The useful unit of analysis is the deployed application, not the base model alone. A model that is low risk in a sandbox can become high risk when connected to private documents, enterprise search, code execution, email, ticketing, browsers, databases, production APIs, or a vector index that mixes tenants and trust levels.
Current Context
As of June 25, 2026, OWASP's released LLM list is the 2025 Top 10. OWASP's resource page dates the 2025 guide to November 17, 2024, and the GenAI Security Project's LLM Top 10 page still labels the current LLM list as "2025 Top 10 Risk & Mitigations for LLMs and Gen AI Apps." The OWASP Foundation project page now points readers to the GenAI Security Project for the latest LLM list. That date and source path matter because earlier OWASP LLM versions used different category names and ordering.
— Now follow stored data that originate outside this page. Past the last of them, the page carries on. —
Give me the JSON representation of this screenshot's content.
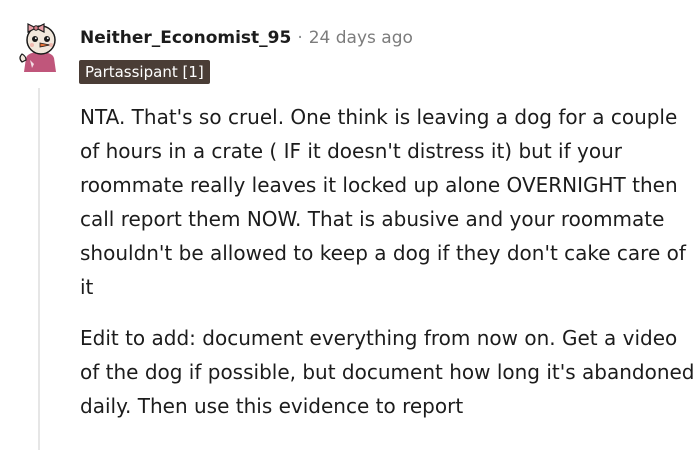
{
  "comment": {
    "author": "Neither_Economist_95",
    "separator": "·",
    "timestamp": "24 days ago",
    "flair": "Partassipant [1]",
    "paragraphs": [
      "NTA. That's so cruel. One think is leaving a dog for a couple of hours in a crate ( IF it doesn't distress it) but if your roommate really leaves it locked up alone OVERNIGHT then call report them NOW. That is abusive and your roommate shouldn't be allowed to keep a dog if they don't cake care of it",
      "Edit to add: document everything from now on. Get a video of the dog if possible, but document how long it's abandoned daily. Then use this evidence to report"
    ]
  },
  "avatar": {
    "icon": "snoo-avatar-icon",
    "colors": {
      "face": "#f2e8dc",
      "bow": "#e8a0a8",
      "eyes": "#1a1a1a",
      "nose": "#e8743a",
      "shirt": "#c0567b"
    }
  },
  "colors": {
    "flair_bg": "#4a3d36",
    "flair_text": "#ffffff",
    "meta": "#7c7c7c",
    "thread_line": "#e6e6e6",
    "text": "#1c1c1c"
  }
}
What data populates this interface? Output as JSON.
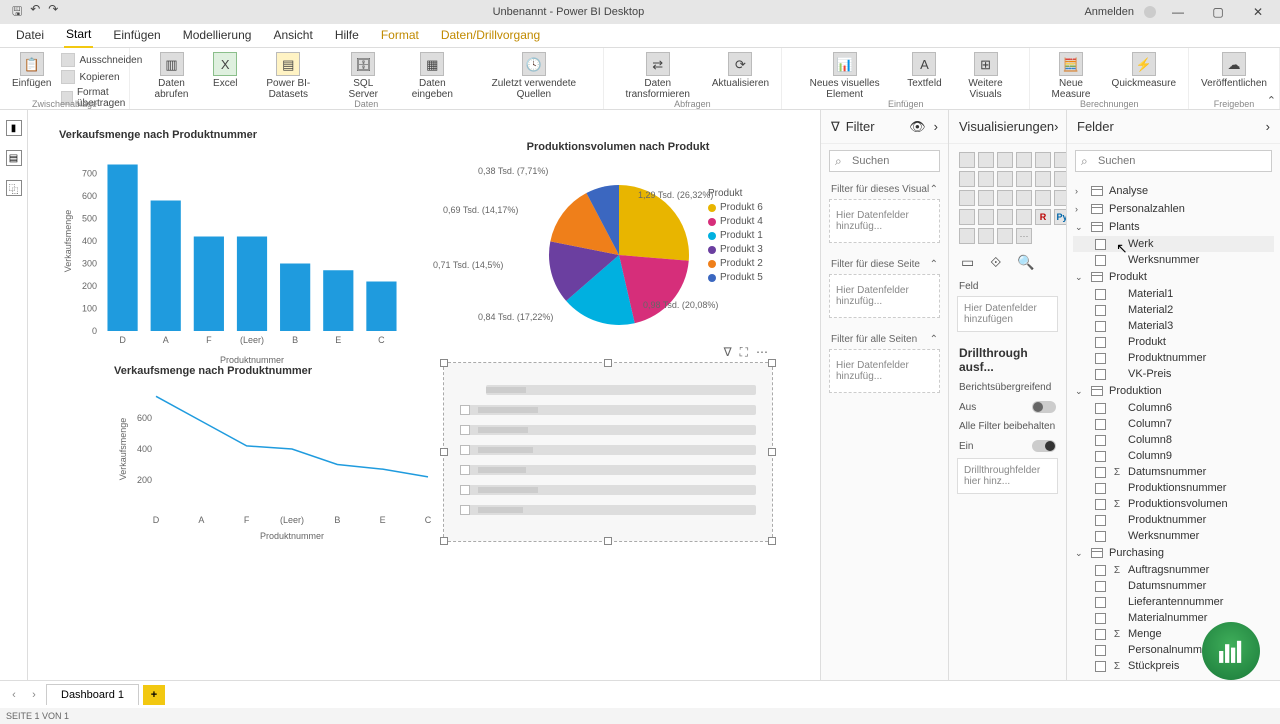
{
  "titlebar": {
    "title": "Unbenannt - Power BI Desktop",
    "signin": "Anmelden"
  },
  "menu": {
    "file": "Datei",
    "home": "Start",
    "insert": "Einfügen",
    "modeling": "Modellierung",
    "view": "Ansicht",
    "help": "Hilfe",
    "format": "Format",
    "datadrill": "Daten/Drillvorgang"
  },
  "ribbon": {
    "clipboard": {
      "paste": "Einfügen",
      "cut": "Ausschneiden",
      "copy": "Kopieren",
      "formatpainter": "Format übertragen",
      "group": "Zwischenablage"
    },
    "data": {
      "getdata": "Daten\nabrufen",
      "excel": "Excel",
      "pbidatasets": "Power\nBI-Datasets",
      "sql": "SQL\nServer",
      "enter": "Daten\neingeben",
      "recent": "Zuletzt verwendete\nQuellen",
      "group": "Daten"
    },
    "queries": {
      "transform": "Daten\ntransformieren",
      "refresh": "Aktualisieren",
      "group": "Abfragen"
    },
    "insert": {
      "newvisual": "Neues visuelles\nElement",
      "textbox": "Textfeld",
      "morevisuals": "Weitere\nVisuals",
      "group": "Einfügen"
    },
    "calc": {
      "newmeasure": "Neue\nMeasure",
      "quickmeasure": "Quickmeasure",
      "group": "Berechnungen"
    },
    "share": {
      "publish": "Veröffentlichen",
      "group": "Freigeben"
    }
  },
  "chart_data": [
    {
      "type": "bar",
      "title": "Verkaufsmenge nach Produktnummer",
      "categories": [
        "D",
        "A",
        "F",
        "(Leer)",
        "B",
        "E",
        "C"
      ],
      "values": [
        740,
        580,
        420,
        420,
        300,
        270,
        220
      ],
      "xlabel": "Produktnummer",
      "ylabel": "Verkaufsmenge",
      "ylim": [
        0,
        800
      ],
      "yticks": [
        0,
        100,
        200,
        300,
        400,
        500,
        600,
        700
      ]
    },
    {
      "type": "pie",
      "title": "Produktionsvolumen nach Produkt",
      "series_name": "Produkt",
      "slices": [
        {
          "label": "Produkt 6",
          "value": 1290,
          "pct": 26.32,
          "text": "1,29 Tsd. (26,32%)",
          "color": "#e8b500"
        },
        {
          "label": "Produkt 4",
          "value": 980,
          "pct": 20.08,
          "text": "0,98 Tsd. (20,08%)",
          "color": "#d62e7a"
        },
        {
          "label": "Produkt 1",
          "value": 840,
          "pct": 17.22,
          "text": "0,84 Tsd. (17,22%)",
          "color": "#00b0e0"
        },
        {
          "label": "Produkt 3",
          "value": 710,
          "pct": 14.5,
          "text": "0,71 Tsd. (14,5%)",
          "color": "#6b3fa0"
        },
        {
          "label": "Produkt 2",
          "value": 690,
          "pct": 14.17,
          "text": "0,69 Tsd. (14,17%)",
          "color": "#ef7f1a"
        },
        {
          "label": "Produkt 5",
          "value": 380,
          "pct": 7.71,
          "text": "0,38 Tsd. (7,71%)",
          "color": "#3b67c0"
        }
      ]
    },
    {
      "type": "line",
      "title": "Verkaufsmenge nach Produktnummer",
      "categories": [
        "D",
        "A",
        "F",
        "(Leer)",
        "B",
        "E",
        "C"
      ],
      "values": [
        740,
        580,
        420,
        400,
        300,
        270,
        220
      ],
      "xlabel": "Produktnummer",
      "ylabel": "Verkaufsmenge",
      "yticks": [
        200,
        400,
        600
      ]
    }
  ],
  "filter": {
    "header": "Filter",
    "search_ph": "Suchen",
    "sec_visual": "Filter für dieses Visual",
    "sec_page": "Filter für diese Seite",
    "sec_all": "Filter für alle Seiten",
    "drop": "Hier Datenfelder hinzufüg..."
  },
  "viz": {
    "header": "Visualisierungen",
    "field_label": "Feld",
    "field_drop": "Hier Datenfelder hinzufügen",
    "drill_header": "Drillthrough ausf...",
    "cross": "Berichtsübergreifend",
    "off": "Aus",
    "keepfilters": "Alle Filter beibehalten",
    "on": "Ein",
    "drill_drop": "Drillthroughfelder hier hinz..."
  },
  "fields": {
    "header": "Felder",
    "search_ph": "Suchen",
    "tables": [
      {
        "name": "Analyse",
        "expanded": false,
        "fields": []
      },
      {
        "name": "Personalzahlen",
        "expanded": false,
        "fields": []
      },
      {
        "name": "Plants",
        "expanded": true,
        "fields": [
          {
            "name": "Werk",
            "hover": true
          },
          {
            "name": "Werksnummer"
          }
        ]
      },
      {
        "name": "Produkt",
        "expanded": true,
        "fields": [
          {
            "name": "Material1"
          },
          {
            "name": "Material2"
          },
          {
            "name": "Material3"
          },
          {
            "name": "Produkt"
          },
          {
            "name": "Produktnummer"
          },
          {
            "name": "VK-Preis"
          }
        ]
      },
      {
        "name": "Produktion",
        "expanded": true,
        "fields": [
          {
            "name": "Column6"
          },
          {
            "name": "Column7"
          },
          {
            "name": "Column8"
          },
          {
            "name": "Column9"
          },
          {
            "name": "Datumsnummer",
            "sigma": true
          },
          {
            "name": "Produktionsnummer"
          },
          {
            "name": "Produktionsvolumen",
            "sigma": true
          },
          {
            "name": "Produktnummer"
          },
          {
            "name": "Werksnummer"
          }
        ]
      },
      {
        "name": "Purchasing",
        "expanded": true,
        "fields": [
          {
            "name": "Auftragsnummer",
            "sigma": true
          },
          {
            "name": "Datumsnummer"
          },
          {
            "name": "Lieferantennummer"
          },
          {
            "name": "Materialnummer"
          },
          {
            "name": "Menge",
            "sigma": true
          },
          {
            "name": "Personalnummer"
          },
          {
            "name": "Stückpreis",
            "sigma": true
          }
        ]
      }
    ]
  },
  "bottom": {
    "tab": "Dashboard 1"
  },
  "status": "SEITE 1 VON 1"
}
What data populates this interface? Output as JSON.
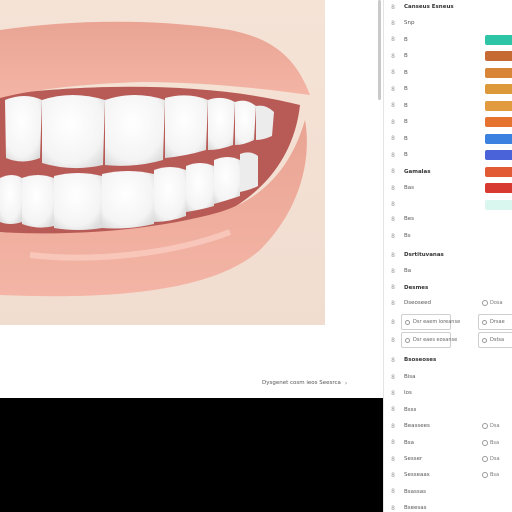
{
  "viewer": {
    "caption": "Dysgenet cosm ieos Seesrca",
    "caption_chevron": "chevron-right-icon"
  },
  "panel": {
    "title": "Canseus Esneus",
    "color_rows": [
      {
        "label": "Snp",
        "color": null
      },
      {
        "label": "B",
        "color": "#2ec5a6"
      },
      {
        "label": "B",
        "color": "#c66a33"
      },
      {
        "label": "B",
        "color": "#d98537"
      },
      {
        "label": "B",
        "color": "#dd983a"
      },
      {
        "label": "B",
        "color": "#e19a3e"
      },
      {
        "label": "B",
        "color": "#e5722f"
      },
      {
        "label": "B",
        "color": "#3b82e0"
      },
      {
        "label": "B",
        "color": "#4b63d9"
      },
      {
        "label": "Gamalas",
        "color": "#e15a33"
      },
      {
        "label": "Bas",
        "color": "#d63a30"
      },
      {
        "label": "",
        "color": "#d9f7ef"
      }
    ],
    "misc_rows": [
      {
        "label": "Bes"
      },
      {
        "label": "Bs"
      }
    ],
    "section_a": "Dsrtituvanas",
    "section_a_rows": [
      {
        "label": "Ba"
      },
      {
        "label": "Desmes"
      }
    ],
    "option_rows": [
      {
        "label": "Dseoseed",
        "radio_label": "Dosa"
      }
    ],
    "box_row_1": {
      "left": "Dsr eaem ioreanse",
      "right": "Drsae"
    },
    "box_row_2": {
      "left": "Dsr eaes eosanse",
      "right": "Dstsa"
    },
    "section_b": "Bsoseoses",
    "section_b_rows": [
      {
        "label": "Bisa",
        "radio_label": ""
      },
      {
        "label": "Ios",
        "radio_label": ""
      },
      {
        "label": "Bsss",
        "radio_label": ""
      },
      {
        "label": "Beassees",
        "radio_label": "Dsa"
      },
      {
        "label": "Bsa",
        "radio_label": "Bsa"
      },
      {
        "label": "Sesser",
        "radio_label": "Dsa"
      },
      {
        "label": "Sesseaas",
        "radio_label": "Bsa"
      },
      {
        "label": "Bsassas",
        "radio_label": ""
      },
      {
        "label": "Bseesas",
        "radio_label": ""
      }
    ]
  },
  "colors": {
    "background": "#ffffff",
    "band": "#000000",
    "panel_border": "#e4e4e4"
  }
}
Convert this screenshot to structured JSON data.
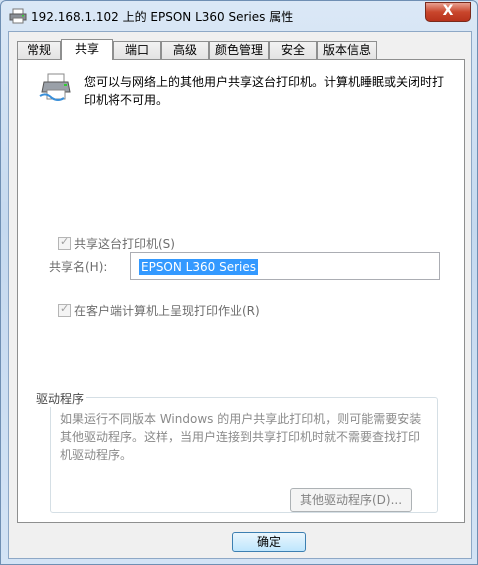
{
  "window": {
    "title": "192.168.1.102 上的 EPSON L360 Series 属性",
    "close_label": "X"
  },
  "tabs": [
    {
      "label": "常规"
    },
    {
      "label": "共享",
      "active": true
    },
    {
      "label": "端口"
    },
    {
      "label": "高级"
    },
    {
      "label": "颜色管理"
    },
    {
      "label": "安全"
    },
    {
      "label": "版本信息"
    }
  ],
  "sharing": {
    "intro_text": "您可以与网络上的其他用户共享这台打印机。计算机睡眠或关闭时打印机将不可用。",
    "share_checkbox_label": "共享这台打印机(S)",
    "share_checked": true,
    "share_name_label": "共享名(H):",
    "share_name_value": "EPSON L360 Series",
    "render_jobs_label": "在客户端计算机上呈现打印作业(R)",
    "render_jobs_checked": true
  },
  "drivers": {
    "group_title": "驱动程序",
    "description": "如果运行不同版本 Windows 的用户共享此打印机，则可能需要安装其他驱动程序。这样，当用户连接到共享打印机时就不需要查找打印机驱动程序。",
    "additional_drivers_button": "其他驱动程序(D)..."
  },
  "footer": {
    "ok_button": "确定"
  }
}
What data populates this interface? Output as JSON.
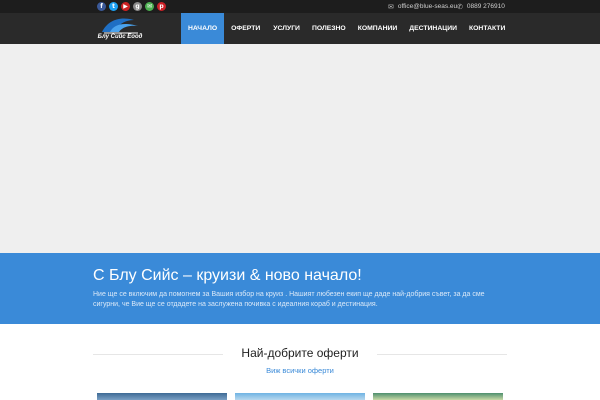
{
  "topbar": {
    "socials": [
      {
        "name": "facebook",
        "glyph": "f",
        "color": "#3b5998"
      },
      {
        "name": "twitter",
        "glyph": "t",
        "color": "#1da1f2"
      },
      {
        "name": "youtube",
        "glyph": "▶",
        "color": "#cc2222"
      },
      {
        "name": "google-plus",
        "glyph": "g",
        "color": "#8a8a8a"
      },
      {
        "name": "email",
        "glyph": "✉",
        "color": "#4caf50"
      },
      {
        "name": "pinterest",
        "glyph": "p",
        "color": "#cb2027"
      }
    ],
    "email": "office@blue-seas.eu",
    "phone": "0889 276910"
  },
  "logo": {
    "text": "Блу Сийс Еоод"
  },
  "nav": {
    "items": [
      {
        "label": "НАЧАЛО",
        "active": true
      },
      {
        "label": "ОФЕРТИ",
        "active": false
      },
      {
        "label": "УСЛУГИ",
        "active": false
      },
      {
        "label": "ПОЛЕЗНО",
        "active": false
      },
      {
        "label": "КОМПАНИИ",
        "active": false
      },
      {
        "label": "ДЕСТИНАЦИИ",
        "active": false
      },
      {
        "label": "КОНТАКТИ",
        "active": false
      }
    ]
  },
  "intro": {
    "title": "С Блу Сийс – круизи & ново начало!",
    "text": "Ние ще се включим да помогнем за Вашия избор на круиз . Нашият любезен екип ще даде най-добрия съвет, за да сме сигурни, че Вие ще се отдадете на заслужена почивка с идеалния кораб и дестинация."
  },
  "offers": {
    "title": "Най-добрите оферти",
    "link": "Виж всички оферти"
  },
  "colors": {
    "accent": "#3a8ad8",
    "topbar": "#1d1d1d",
    "navbar": "#2a2a2a"
  }
}
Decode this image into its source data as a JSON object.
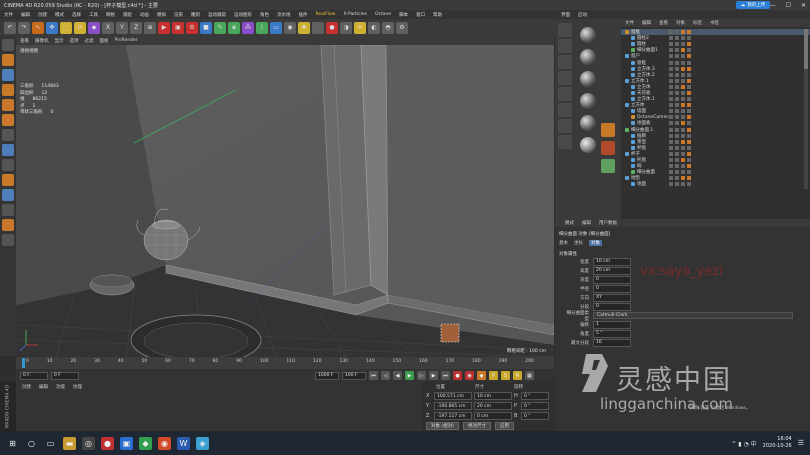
{
  "window": {
    "title": "CINEMA 4D R20.059 Studio (RC - R20) - [杯子模型.c4d *] - 主要",
    "cloud_button": "我的上传"
  },
  "menu": {
    "items": [
      "文件",
      "编辑",
      "创建",
      "模式",
      "选择",
      "工具",
      "网格",
      "捕捉",
      "动画",
      "模拟",
      "渲染",
      "雕刻",
      "运动跟踪",
      "运动图形",
      "角色",
      "流水线",
      "插件",
      "RealFlow",
      "X-Particles",
      "Octane",
      "脚本",
      "窗口",
      "帮助"
    ],
    "highlight": "RealFlow",
    "right_items": [
      "界面",
      "启动"
    ]
  },
  "toolbar": {
    "axis_buttons": [
      "X",
      "Y",
      "Z"
    ]
  },
  "viewport": {
    "menu": [
      "查看",
      "摄像机",
      "显示",
      "选项",
      "过滤",
      "面板",
      "ProRender"
    ],
    "label": "透视视图",
    "stats": [
      {
        "label": "三角形",
        "value": "114843"
      },
      {
        "label": "四边形",
        "value": "12"
      },
      {
        "label": "线",
        "value": "86215"
      },
      {
        "label": "点",
        "value": "1"
      },
      {
        "label": "带状三角形",
        "value": "0"
      }
    ],
    "footer": "网格间距 : 100 cm"
  },
  "timeline": {
    "ticks": [
      "0",
      "10",
      "20",
      "30",
      "40",
      "50",
      "60",
      "70",
      "80",
      "90",
      "100",
      "110",
      "120",
      "130",
      "140",
      "150",
      "160",
      "170",
      "180",
      "190",
      "200"
    ],
    "start_field": "0 F",
    "current_field": "0 F",
    "end_field": "1000 F",
    "end2_field": "100 F"
  },
  "materials": {
    "menu": [
      "创建",
      "编辑",
      "功能",
      "纹理"
    ]
  },
  "coords": {
    "headers": [
      "位置",
      "尺寸",
      "旋转"
    ],
    "rows": [
      {
        "axis": "X",
        "pos": "100.571 cm",
        "size": "10 cm",
        "rot_label": "H",
        "rot": "0 °"
      },
      {
        "axis": "Y",
        "pos": "-100.865 cm",
        "size": "20 cm",
        "rot_label": "P",
        "rot": "0 °"
      },
      {
        "axis": "Z",
        "pos": "-197.117 cm",
        "size": "0 cm",
        "rot_label": "B",
        "rot": "0 °"
      }
    ],
    "mode_button": "对象 (相对)",
    "size_button": "绝对尺寸",
    "apply_button": "应用"
  },
  "object_manager": {
    "menu": [
      "文件",
      "编辑",
      "查看",
      "对象",
      "标签",
      "书签"
    ],
    "rows": [
      {
        "name": "窗框",
        "type": "o",
        "sel": true
      },
      {
        "name": "圆柱2",
        "type": "b",
        "sel": false
      },
      {
        "name": "圆柱",
        "type": "b",
        "sel": false
      },
      {
        "name": "细分曲面1",
        "type": "g",
        "sel": false
      },
      {
        "name": "窗户",
        "type": "b",
        "sel": false
      },
      {
        "name": "窗框",
        "type": "b",
        "sel": false
      },
      {
        "name": "立方体.3",
        "type": "b",
        "sel": false
      },
      {
        "name": "立方体.2",
        "type": "b",
        "sel": false
      },
      {
        "name": "立方体.1",
        "type": "b",
        "sel": false
      },
      {
        "name": "立方体",
        "type": "b",
        "sel": false
      },
      {
        "name": "天花板",
        "type": "b",
        "sel": false
      },
      {
        "name": "立方体.1",
        "type": "b",
        "sel": false
      },
      {
        "name": "立方体",
        "type": "b",
        "sel": false
      },
      {
        "name": "墙面",
        "type": "b",
        "sel": false
      },
      {
        "name": "OctaneCamera",
        "type": "o",
        "sel": false
      },
      {
        "name": "地面板",
        "type": "b",
        "sel": false
      },
      {
        "name": "细分曲面.1",
        "type": "g",
        "sel": false
      },
      {
        "name": "插销",
        "type": "b",
        "sel": false
      },
      {
        "name": "茶壶",
        "type": "b",
        "sel": false
      },
      {
        "name": "杯盘",
        "type": "b",
        "sel": false
      },
      {
        "name": "杯子",
        "type": "b",
        "sel": false
      },
      {
        "name": "托盘",
        "type": "b",
        "sel": false
      },
      {
        "name": "碗",
        "type": "b",
        "sel": false
      },
      {
        "name": "细分曲面",
        "type": "g",
        "sel": false
      },
      {
        "name": "地垫",
        "type": "b",
        "sel": false
      },
      {
        "name": "地面",
        "type": "b",
        "sel": false
      }
    ]
  },
  "attributes": {
    "tabs": [
      "模式",
      "编辑",
      "用户数据"
    ],
    "object_title": "细分曲面 对象 [细分曲面]",
    "sub_tabs": [
      "基本",
      "坐标",
      "对象"
    ],
    "section": "对象属性",
    "fields": [
      {
        "label": "宽度",
        "value": "10 cm"
      },
      {
        "label": "高度",
        "value": "20 cm"
      },
      {
        "label": "深度",
        "value": "0"
      },
      {
        "label": "半径",
        "value": "0"
      },
      {
        "label": "方向",
        "value": "XY"
      },
      {
        "label": "分段",
        "value": "0"
      }
    ],
    "dropdown_label": "细分曲面类型",
    "dropdown_value": "Catmull-Clark",
    "extra": [
      {
        "label": "偏移",
        "value": "1"
      },
      {
        "label": "角度",
        "value": "5 °"
      },
      {
        "label": "最大分段",
        "value": "16"
      }
    ]
  },
  "watermark": {
    "text": "vx:saya_yezi",
    "brand_cn": "灵感中国",
    "brand_en": "lingganchina.com",
    "activation": "转到 设置 以激活 Windows。"
  },
  "taskbar": {
    "time": "16:04",
    "date": "2020-10-26"
  },
  "colors": {
    "accent_blue": "#3c78c8",
    "accent_orange": "#c87a2a",
    "selection": "#4a5a6a"
  }
}
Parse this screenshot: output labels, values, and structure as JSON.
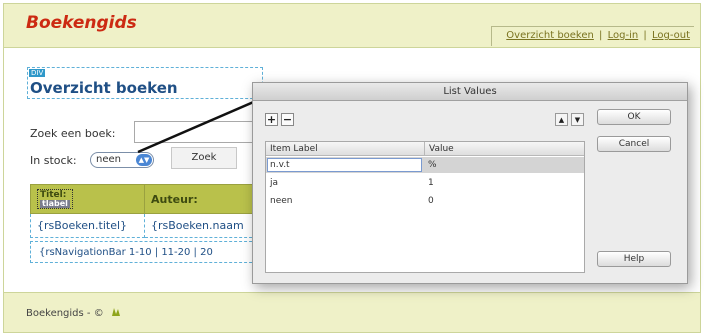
{
  "header": {
    "brand": "Boekengids",
    "nav": [
      "Overzicht boeken",
      "Log-in",
      "Log-out"
    ],
    "nav_separator": "|"
  },
  "main": {
    "div_tag": "DIV",
    "page_title": "Overzicht boeken",
    "search_label": "Zoek een boek:",
    "stock_label": "In stock:",
    "stock_selected": "neen",
    "search_button": "Zoek",
    "table": {
      "header_title": "Titel:",
      "header_title_tag": "tlabel",
      "header_author": "Auteur:",
      "row_title": "{rsBoeken.titel}",
      "row_author": "{rsBoeken.naam"
    },
    "navigation_bar": "{rsNavigationBar 1-10 | 11-20 | 20"
  },
  "dialog": {
    "title": "List Values",
    "add_label": "+",
    "remove_label": "−",
    "column_label": "Item Label",
    "column_value": "Value",
    "rows": [
      {
        "label": "n.v.t",
        "value": "%"
      },
      {
        "label": "ja",
        "value": "1"
      },
      {
        "label": "neen",
        "value": "0"
      }
    ],
    "ok_label": "OK",
    "cancel_label": "Cancel",
    "help_label": "Help"
  },
  "footer": {
    "text": "Boekengids - ©"
  },
  "colors": {
    "brand": "#cc2a12",
    "header_bg": "#eff1c8",
    "title_blue": "#1f4f85",
    "table_header": "#b9c14b"
  }
}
OWASP separately released the Top 10 for Agentic Applications for 2026 on December 9, 2025. That 2026 agentic list should not be treated as a replacement for the 2025 LLM list. It covers a narrower class of systems that plan, use tools, coordinate, or act across workflows. A chatbot, RAG tool, summarizer, or coding assistant can be in scope for the LLM list even when it is not agentic.
Other official guidance fills different layers. NIST AI 600-1, the Generative AI Profile, frames generative-AI risk management under Govern, Map, Measure, and Manage. NIST SP 800-218A adapts the Secure Software Development Framework for generative AI and dual-use foundation models. CISA, UK NCSC, and partner agencies frame secure AI system development across secure design, development, deployment, and operation. The OWASP LLM list is most useful when paired with those lifecycle and governance frameworks rather than treated as a standalone compliance checklist.
How It Works
The OWASP GenAI Security Project's 2025 list names ten categories: LLM01 Prompt Injection; LLM02 Sensitive Information Disclosure; LLM03 Supply Chain; LLM04 Data and Model Poisoning; LLM05 Improper Output Handling; LLM06 Excessive Agency; LLM07 System Prompt Leakage; LLM08 Vector and Embedding Weaknesses; LLM09 Misinformation; and LLM10 Unbounded Consumption.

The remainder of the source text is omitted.